You can save time by reverse-engineering a mechanical part using 3D scans instead of measuring points and features by hand, but you'd still need to make a CAD drawing based on the scan data. Even a very expensive scanner won't produce a part that will function mechanically without some reworking. 

Usually you get a point-cloud (XYZ) or a mesh that connects the dots (STL) from a scanner. I can provide the scanner as well as the software you need to retrieve the design intent and come up with a STEP file to make a workable part; Geomagic DesignX is what I'd recommend, along with the Capture scanner. 

Andrew Werby
www.computersculpture.com

----------


## Hugues

> Hello,
> 
> I'm new in the 3d printer world.... I know nothing regarding 3d scanner but your post is very interesting.
> 
> I would like to use a 3d scanner for job.

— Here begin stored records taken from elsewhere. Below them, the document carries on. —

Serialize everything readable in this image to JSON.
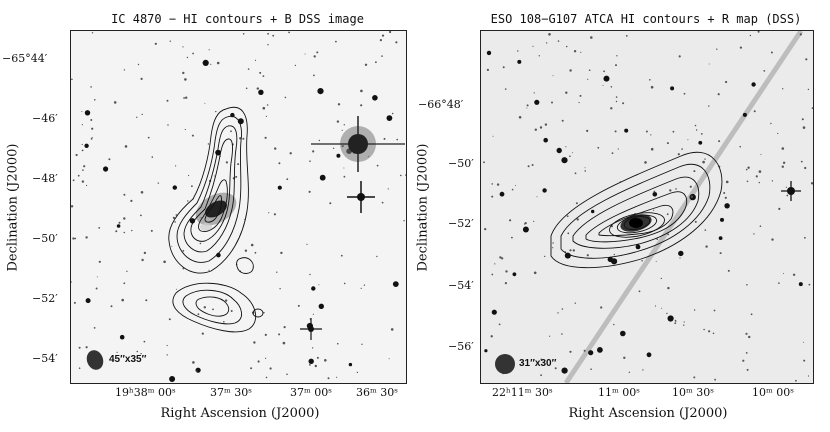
{
  "left_panel": {
    "title": "IC 4870 − HI contours + B DSS image",
    "ylabel": "Declination (J2000)",
    "xlabel": "Right Ascension (J2000)",
    "yticks": [
      "−65°44′",
      "−46′",
      "−48′",
      "−50′",
      "−52′",
      "−54′"
    ],
    "xticks": [
      "19ʰ38ᵐ 00ˢ",
      "37ᵐ 30ˢ",
      "37ᵐ 00ˢ",
      "36ᵐ 30ˢ"
    ],
    "beam": "45″x35″"
  },
  "right_panel": {
    "title": "ESO 108−G107 ATCA HI contours + R map (DSS)",
    "ylabel": "Declination (J2000)",
    "xlabel": "Right Ascension (J2000)",
    "yticks": [
      "−66°48′",
      "−50′",
      "−52′",
      "−54′",
      "−56′"
    ],
    "xticks": [
      "22ʰ11ᵐ 30ˢ",
      "11ᵐ 00ˢ",
      "10ᵐ 30ˢ",
      "10ᵐ 00ˢ"
    ],
    "beam": "31″x30″"
  }
}
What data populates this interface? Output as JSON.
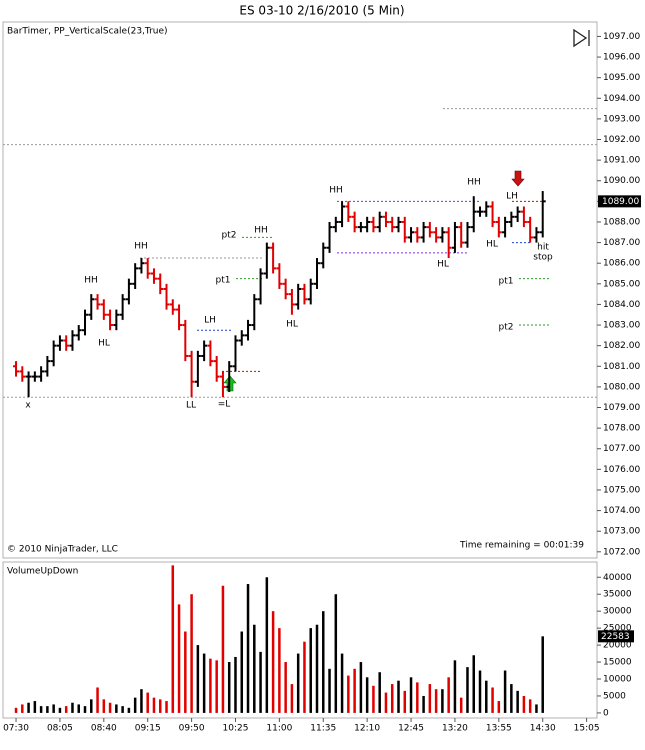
{
  "chart_data": [
    {
      "type": "ohlc",
      "title": "ES 03-10  2/16/2010 (5 Min)",
      "subtitle": "BarTimer, PP_VerticalScale(23,True)",
      "footer_left": "© 2010 NinjaTrader, LLC",
      "footer_right": "Time remaining = 00:01:39",
      "up_color": "#000000",
      "down_color": "#e00000",
      "grid": false,
      "ylim": [
        1071.7,
        1097.7
      ],
      "yticks": [
        {
          "value": 1072,
          "label": "1072.00"
        },
        {
          "value": 1073,
          "label": "1073.00"
        },
        {
          "value": 1074,
          "label": "1074.00"
        },
        {
          "value": 1075,
          "label": "1075.00"
        },
        {
          "value": 1076,
          "label": "1076.00"
        },
        {
          "value": 1077,
          "label": "1077.00"
        },
        {
          "value": 1078,
          "label": "1078.00"
        },
        {
          "value": 1079,
          "label": "1079.00"
        },
        {
          "value": 1080,
          "label": "1080.00"
        },
        {
          "value": 1081,
          "label": "1081.00"
        },
        {
          "value": 1082,
          "label": "1082.00"
        },
        {
          "value": 1083,
          "label": "1083.00"
        },
        {
          "value": 1084,
          "label": "1084.00"
        },
        {
          "value": 1085,
          "label": "1085.00"
        },
        {
          "value": 1086,
          "label": "1086.00"
        },
        {
          "value": 1087,
          "label": "1087.00"
        },
        {
          "value": 1088,
          "label": "1088.00"
        },
        {
          "value": 1089,
          "label": "1089.00"
        },
        {
          "value": 1090,
          "label": "1090.00"
        },
        {
          "value": 1091,
          "label": "1091.00"
        },
        {
          "value": 1092,
          "label": "1092.00"
        },
        {
          "value": 1093,
          "label": "1093.00"
        },
        {
          "value": 1094,
          "label": "1094.00"
        },
        {
          "value": 1095,
          "label": "1095.00"
        },
        {
          "value": 1096,
          "label": "1096.00"
        },
        {
          "value": 1097,
          "label": "1097.00"
        }
      ],
      "open": [
        1081.0,
        1080.75,
        1080.5,
        1080.5,
        1080.5,
        1080.75,
        1081.25,
        1082.0,
        1082.25,
        1082.0,
        1082.5,
        1082.75,
        1083.5,
        1084.25,
        1084.0,
        1083.5,
        1083.0,
        1083.5,
        1084.25,
        1085.0,
        1085.75,
        1086.0,
        1085.5,
        1085.25,
        1084.75,
        1084.0,
        1083.75,
        1083.0,
        1081.5,
        1080.25,
        1081.5,
        1082.0,
        1081.25,
        1080.5,
        1080.0,
        1081.0,
        1082.25,
        1082.5,
        1083.0,
        1084.25,
        1085.5,
        1086.75,
        1085.75,
        1085.0,
        1084.5,
        1084.0,
        1084.75,
        1084.25,
        1085.0,
        1086.0,
        1086.75,
        1087.75,
        1088.0,
        1088.75,
        1088.25,
        1087.75,
        1087.75,
        1088.0,
        1087.75,
        1088.25,
        1088.0,
        1087.75,
        1088.0,
        1087.25,
        1087.5,
        1087.25,
        1087.75,
        1087.5,
        1087.25,
        1087.5,
        1086.75,
        1087.75,
        1087.0,
        1087.75,
        1088.5,
        1088.5,
        1088.75,
        1088.0,
        1087.5,
        1088.0,
        1088.25,
        1088.5,
        1088.0,
        1087.25,
        1087.5,
        null,
        null,
        null,
        null,
        null,
        null,
        null
      ],
      "high": [
        1081.25,
        1081.0,
        1080.75,
        1080.75,
        1081.0,
        1081.5,
        1082.25,
        1082.5,
        1082.5,
        1082.75,
        1083.0,
        1083.75,
        1084.5,
        1084.5,
        1084.25,
        1083.75,
        1083.75,
        1084.5,
        1085.25,
        1086.0,
        1086.25,
        1086.25,
        1085.75,
        1085.5,
        1085.0,
        1084.25,
        1084.0,
        1083.25,
        1081.75,
        1081.75,
        1082.25,
        1082.25,
        1081.5,
        1080.75,
        1081.25,
        1082.5,
        1082.75,
        1083.25,
        1084.5,
        1085.75,
        1087.0,
        1087.0,
        1086.0,
        1085.25,
        1084.75,
        1085.0,
        1085.0,
        1085.25,
        1086.25,
        1087.0,
        1088.0,
        1088.25,
        1089.0,
        1089.0,
        1088.5,
        1088.0,
        1088.25,
        1088.25,
        1088.5,
        1088.5,
        1088.25,
        1088.25,
        1088.25,
        1087.75,
        1087.75,
        1088.0,
        1088.0,
        1087.75,
        1087.75,
        1087.75,
        1088.0,
        1088.0,
        1088.0,
        1089.25,
        1088.75,
        1089.0,
        1089.0,
        1088.25,
        1088.25,
        1088.5,
        1088.75,
        1088.75,
        1088.25,
        1087.75,
        1089.5,
        null,
        null,
        null,
        null,
        null,
        null,
        null
      ],
      "low": [
        1080.5,
        1080.25,
        1079.5,
        1080.25,
        1080.25,
        1080.5,
        1081.0,
        1081.75,
        1081.75,
        1081.75,
        1082.25,
        1082.5,
        1083.25,
        1083.75,
        1083.25,
        1082.75,
        1082.75,
        1083.25,
        1084.0,
        1084.75,
        1085.5,
        1085.25,
        1085.0,
        1084.5,
        1083.75,
        1083.5,
        1082.75,
        1081.25,
        1079.5,
        1080.0,
        1081.25,
        1081.0,
        1080.25,
        1079.5,
        1079.75,
        1080.75,
        1082.0,
        1082.25,
        1082.75,
        1084.0,
        1085.25,
        1085.5,
        1084.75,
        1084.25,
        1083.5,
        1083.75,
        1084.0,
        1084.0,
        1084.75,
        1085.75,
        1086.5,
        1087.5,
        1087.75,
        1088.0,
        1087.5,
        1087.5,
        1087.5,
        1087.5,
        1087.5,
        1087.75,
        1087.5,
        1087.5,
        1087.0,
        1087.0,
        1087.0,
        1087.0,
        1087.25,
        1087.0,
        1087.0,
        1086.25,
        1086.5,
        1086.75,
        1086.75,
        1087.5,
        1088.25,
        1088.25,
        1087.75,
        1087.25,
        1087.25,
        1087.75,
        1088.0,
        1087.75,
        1087.0,
        1087.0,
        1087.25,
        null,
        null,
        null,
        null,
        null,
        null,
        null
      ],
      "close": [
        1080.75,
        1080.5,
        1080.5,
        1080.5,
        1080.75,
        1081.25,
        1082.0,
        1082.25,
        1082.0,
        1082.5,
        1082.75,
        1083.5,
        1084.25,
        1084.0,
        1083.5,
        1083.0,
        1083.5,
        1084.25,
        1085.0,
        1085.75,
        1086.0,
        1085.5,
        1085.25,
        1084.75,
        1084.0,
        1083.75,
        1083.0,
        1081.5,
        1080.25,
        1081.5,
        1082.0,
        1081.25,
        1080.5,
        1080.0,
        1081.0,
        1082.25,
        1082.5,
        1083.0,
        1084.25,
        1085.5,
        1086.75,
        1085.75,
        1085.0,
        1084.5,
        1084.0,
        1084.75,
        1084.25,
        1085.0,
        1086.0,
        1086.75,
        1087.75,
        1088.0,
        1088.75,
        1088.25,
        1087.75,
        1087.75,
        1088.0,
        1087.75,
        1088.25,
        1088.0,
        1087.75,
        1088.0,
        1087.25,
        1087.5,
        1087.25,
        1087.75,
        1087.5,
        1087.25,
        1087.5,
        1086.75,
        1087.75,
        1087.0,
        1087.75,
        1088.5,
        1088.5,
        1088.75,
        1088.0,
        1087.5,
        1088.0,
        1088.25,
        1088.5,
        1088.0,
        1087.25,
        1087.5,
        1089.0,
        null,
        null,
        null,
        null,
        null,
        null,
        null
      ],
      "last_price_label": "1089.00",
      "levels": [
        {
          "value": 1079.5,
          "color": "#9a9a9a"
        },
        {
          "value": 1091.75,
          "color": "#9a9a9a"
        },
        {
          "value": 1093.5,
          "color": "#9a9a9a"
        },
        {
          "value": 1086.25,
          "color": "#9a9a9a"
        },
        {
          "value": 1089.0,
          "color": "#8a2be2"
        },
        {
          "value": 1086.5,
          "color": "#8a2be2"
        },
        {
          "value": 1082.75,
          "color": "#1f3fe0"
        },
        {
          "value": 1080.75,
          "color": "#e00000"
        },
        {
          "value": 1087.25,
          "color": "#2a9a2a"
        },
        {
          "value": 1085.25,
          "color": "#2a9a2a"
        },
        {
          "value": 1085.25,
          "color": "#2a9a2a"
        },
        {
          "value": 1083.0,
          "color": "#2a9a2a"
        },
        {
          "value": 1089.0,
          "color": "#e00000"
        },
        {
          "value": 1087.0,
          "color": "#1f3fe0"
        }
      ],
      "annotations": [
        "x",
        "HH",
        "HL",
        "HH",
        "LL",
        "LH",
        "=L",
        "pt2",
        "HH",
        "pt1",
        "HL",
        "HH",
        "HL",
        "HH",
        "HL",
        "LH",
        "hit",
        "stop",
        "pt1",
        "pt2"
      ]
    },
    {
      "type": "bar",
      "title": "VolumeUpDown",
      "ylim": [
        -1500,
        44500
      ],
      "yticks": [
        0,
        5000,
        10000,
        15000,
        20000,
        25000,
        30000,
        35000,
        40000
      ],
      "grid": false,
      "categories": [
        "07:30",
        null,
        null,
        null,
        null,
        null,
        null,
        "08:05",
        null,
        null,
        null,
        null,
        null,
        null,
        "08:40",
        null,
        null,
        null,
        null,
        null,
        null,
        "09:15",
        null,
        null,
        null,
        null,
        null,
        null,
        "09:50",
        null,
        null,
        null,
        null,
        null,
        null,
        "10:25",
        null,
        null,
        null,
        null,
        null,
        null,
        "11:00",
        null,
        null,
        null,
        null,
        null,
        null,
        "11:35",
        null,
        null,
        null,
        null,
        null,
        null,
        "12:10",
        null,
        null,
        null,
        null,
        null,
        null,
        "12:45",
        null,
        null,
        null,
        null,
        null,
        null,
        "13:20",
        null,
        null,
        null,
        null,
        null,
        null,
        "13:55",
        null,
        null,
        null,
        null,
        null,
        null,
        "14:30",
        null,
        null,
        null,
        null,
        null,
        null,
        "15:05"
      ],
      "values": [
        1500,
        2500,
        3000,
        3500,
        2000,
        2000,
        2500,
        1500,
        2000,
        3000,
        2500,
        2000,
        4000,
        7500,
        4000,
        3000,
        2500,
        2000,
        1500,
        4500,
        7000,
        6000,
        4500,
        4000,
        3500,
        43500,
        32000,
        24000,
        35000,
        20000,
        17500,
        16000,
        15500,
        37500,
        15000,
        16500,
        24000,
        38000,
        26000,
        18000,
        40000,
        30000,
        25000,
        15000,
        8500,
        17500,
        21000,
        25000,
        26000,
        30000,
        13000,
        35000,
        17500,
        11000,
        13000,
        15000,
        10500,
        8000,
        12000,
        6000,
        8500,
        9500,
        6500,
        10500,
        9000,
        5000,
        8500,
        7000,
        7000,
        10500,
        15500,
        4500,
        13500,
        17000,
        12500,
        9500,
        7500,
        3500,
        12500,
        8500,
        6500,
        5000,
        4000,
        2500,
        22583,
        null,
        null,
        null,
        null,
        null,
        null,
        null
      ]
    }
  ]
}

I work in a mechanical company and I need to scan some parts in order to save time, compared to draw them.
> 
> did you scanned some parts of your motorcycle? what kind of file do you get by scanning? it's a .step file? I will to manage them with solidworks 2015


Hi Andrea,

You cannot get directly a traditional volumetric CAD file with this scanner (and most scanners i guess). 

You can get a mesh file, extension is .stl, or also .obj. 

I did scan many parts of my motorbike. What I do is build other parts in CAD (I use AUtodesk Fusion 360) around the scan. ADF 360 has a function where you can "pull" your CAD design to stick to the scanned mesh for example, can be very useful.

----------